当第二天的阳光透过那条窗缝照进来时,已经是上午十点,我后脑又开始作痛,于是立刻让冰袋伺候上来,一边想着今天该干些什么。
今天该干些什么,这也许是我问了自己几十万遍的问题,你很难了解一个不吃饭也能活下去不赚钱也没大问题的人的感受,每天就这么漫无目的地过下去,对生活已经完全失去了新鲜感。更让人恐惧的是,我根本不知道这是为什么,自己内心深处对此唯一的记忆是,好像有人对我下了咒,让我不会死,自己好像在一个飘渺的平台上,有个极其遥远的声音在对我说着什么,但我一个字都不记得
这是我连结自己命运的唯一片段,不仅是最近,应该从很久以前开始我就每天强迫自己至少主动想起几遍,为的是把它深深扎进内心最深处,绝不能遗失。
我翻开那个无论在任何情况下都不许损毁的小本子,上边第一页就记载了这个片段。我一页页翻过去,鸡毛蒜皮的小事占了大多数,但当脑子模糊不好用的时候,这些小事也可能变得很重要。用纸张记录记忆,那种只在电影里才出现的情节,现在如实发生在我身上。

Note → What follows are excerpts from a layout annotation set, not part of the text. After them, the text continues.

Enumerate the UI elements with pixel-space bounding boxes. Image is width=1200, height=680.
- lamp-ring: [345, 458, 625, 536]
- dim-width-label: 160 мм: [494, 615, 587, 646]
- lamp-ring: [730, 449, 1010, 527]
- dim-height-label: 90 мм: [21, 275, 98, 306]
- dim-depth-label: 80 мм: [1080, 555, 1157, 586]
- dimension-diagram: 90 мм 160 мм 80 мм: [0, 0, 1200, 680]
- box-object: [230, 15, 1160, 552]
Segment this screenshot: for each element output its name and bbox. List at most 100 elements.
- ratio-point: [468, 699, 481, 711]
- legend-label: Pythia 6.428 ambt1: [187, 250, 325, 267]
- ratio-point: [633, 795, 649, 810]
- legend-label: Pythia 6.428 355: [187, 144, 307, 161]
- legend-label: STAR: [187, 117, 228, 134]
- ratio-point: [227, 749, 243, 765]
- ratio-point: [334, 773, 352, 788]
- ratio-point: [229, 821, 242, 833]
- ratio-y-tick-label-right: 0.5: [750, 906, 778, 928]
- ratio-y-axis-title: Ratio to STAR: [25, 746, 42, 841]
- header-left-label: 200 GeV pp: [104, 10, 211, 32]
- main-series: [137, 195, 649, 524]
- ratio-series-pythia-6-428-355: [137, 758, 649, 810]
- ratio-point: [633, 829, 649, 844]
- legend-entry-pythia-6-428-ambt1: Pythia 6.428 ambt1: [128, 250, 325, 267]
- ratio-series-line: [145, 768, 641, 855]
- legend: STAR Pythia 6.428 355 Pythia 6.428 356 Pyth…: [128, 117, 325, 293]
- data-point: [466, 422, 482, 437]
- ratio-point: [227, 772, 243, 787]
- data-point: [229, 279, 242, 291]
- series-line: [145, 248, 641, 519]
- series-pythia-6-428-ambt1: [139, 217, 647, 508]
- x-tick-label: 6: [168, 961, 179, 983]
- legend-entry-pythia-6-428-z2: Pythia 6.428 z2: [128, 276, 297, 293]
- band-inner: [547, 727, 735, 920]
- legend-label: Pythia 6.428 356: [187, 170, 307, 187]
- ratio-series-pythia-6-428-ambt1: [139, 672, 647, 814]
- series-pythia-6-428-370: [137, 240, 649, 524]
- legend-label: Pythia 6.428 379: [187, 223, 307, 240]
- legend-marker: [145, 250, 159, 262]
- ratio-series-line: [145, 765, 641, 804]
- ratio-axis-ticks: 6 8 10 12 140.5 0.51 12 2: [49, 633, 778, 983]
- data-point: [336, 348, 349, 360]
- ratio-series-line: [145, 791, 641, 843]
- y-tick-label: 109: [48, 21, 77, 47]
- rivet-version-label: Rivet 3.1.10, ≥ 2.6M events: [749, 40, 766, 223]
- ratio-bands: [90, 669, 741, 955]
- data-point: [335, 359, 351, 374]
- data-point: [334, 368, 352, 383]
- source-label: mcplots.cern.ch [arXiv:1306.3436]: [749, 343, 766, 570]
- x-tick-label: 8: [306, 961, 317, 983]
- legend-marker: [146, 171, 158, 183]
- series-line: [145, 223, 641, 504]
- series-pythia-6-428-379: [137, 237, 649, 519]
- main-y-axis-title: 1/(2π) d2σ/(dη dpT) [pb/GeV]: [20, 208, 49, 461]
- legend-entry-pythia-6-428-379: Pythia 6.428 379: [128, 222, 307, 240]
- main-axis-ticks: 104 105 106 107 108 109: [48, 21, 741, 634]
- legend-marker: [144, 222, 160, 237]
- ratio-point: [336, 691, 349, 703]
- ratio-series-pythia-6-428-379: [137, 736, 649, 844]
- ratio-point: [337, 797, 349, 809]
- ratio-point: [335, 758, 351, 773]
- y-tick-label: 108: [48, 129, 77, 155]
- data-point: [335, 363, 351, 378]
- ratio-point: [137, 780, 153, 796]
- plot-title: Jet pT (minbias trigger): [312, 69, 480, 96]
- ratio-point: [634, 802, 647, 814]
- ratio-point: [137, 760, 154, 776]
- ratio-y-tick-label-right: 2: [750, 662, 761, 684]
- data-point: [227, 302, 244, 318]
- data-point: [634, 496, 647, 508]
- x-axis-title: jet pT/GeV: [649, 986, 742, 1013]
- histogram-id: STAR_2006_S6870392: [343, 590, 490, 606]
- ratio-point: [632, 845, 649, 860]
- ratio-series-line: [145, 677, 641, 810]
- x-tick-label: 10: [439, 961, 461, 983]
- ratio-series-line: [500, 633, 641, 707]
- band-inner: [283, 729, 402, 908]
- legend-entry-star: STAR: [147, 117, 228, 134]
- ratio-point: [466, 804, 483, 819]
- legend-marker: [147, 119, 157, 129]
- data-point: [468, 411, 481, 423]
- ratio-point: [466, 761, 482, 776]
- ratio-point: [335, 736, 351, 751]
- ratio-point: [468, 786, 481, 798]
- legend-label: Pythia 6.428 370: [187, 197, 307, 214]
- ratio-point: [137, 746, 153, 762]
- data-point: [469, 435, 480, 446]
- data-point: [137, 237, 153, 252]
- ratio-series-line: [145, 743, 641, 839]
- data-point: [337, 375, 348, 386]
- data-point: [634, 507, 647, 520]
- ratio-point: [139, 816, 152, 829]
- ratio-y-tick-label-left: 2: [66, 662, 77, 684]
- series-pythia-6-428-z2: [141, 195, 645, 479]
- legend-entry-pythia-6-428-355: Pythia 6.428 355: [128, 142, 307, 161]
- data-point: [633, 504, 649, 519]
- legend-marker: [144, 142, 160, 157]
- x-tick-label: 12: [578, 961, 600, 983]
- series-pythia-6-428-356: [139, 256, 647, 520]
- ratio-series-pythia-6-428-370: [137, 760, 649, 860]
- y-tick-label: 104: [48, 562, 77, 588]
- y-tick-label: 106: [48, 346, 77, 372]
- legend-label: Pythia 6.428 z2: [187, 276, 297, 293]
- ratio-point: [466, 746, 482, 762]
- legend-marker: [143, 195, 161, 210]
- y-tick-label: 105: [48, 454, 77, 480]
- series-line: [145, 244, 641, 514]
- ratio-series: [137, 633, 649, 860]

这样的小本子还有很多,每一本首页都重复记载了那个信息,所有的本子都放在一个无论任何情况下都不准遗失的箱子里,这个可能比这座旧出租屋年龄还要大的箱子现在就放在房间的角落,表层的漆皮都快脱落光,跟屋内的其它东西是那么的格格不入。但我知道,只有这个箱子是真正属于我的。
这时映入我眼帘的是一句话,八月二十五日去拿身份证。
这个我并没有忘记,因为就是前天写的,既然叫许子闻,就该有张叫许子闻的身份证,所幸这年头贴小广告做假证的从不缺人,只要给钱川普的护照都能做出来。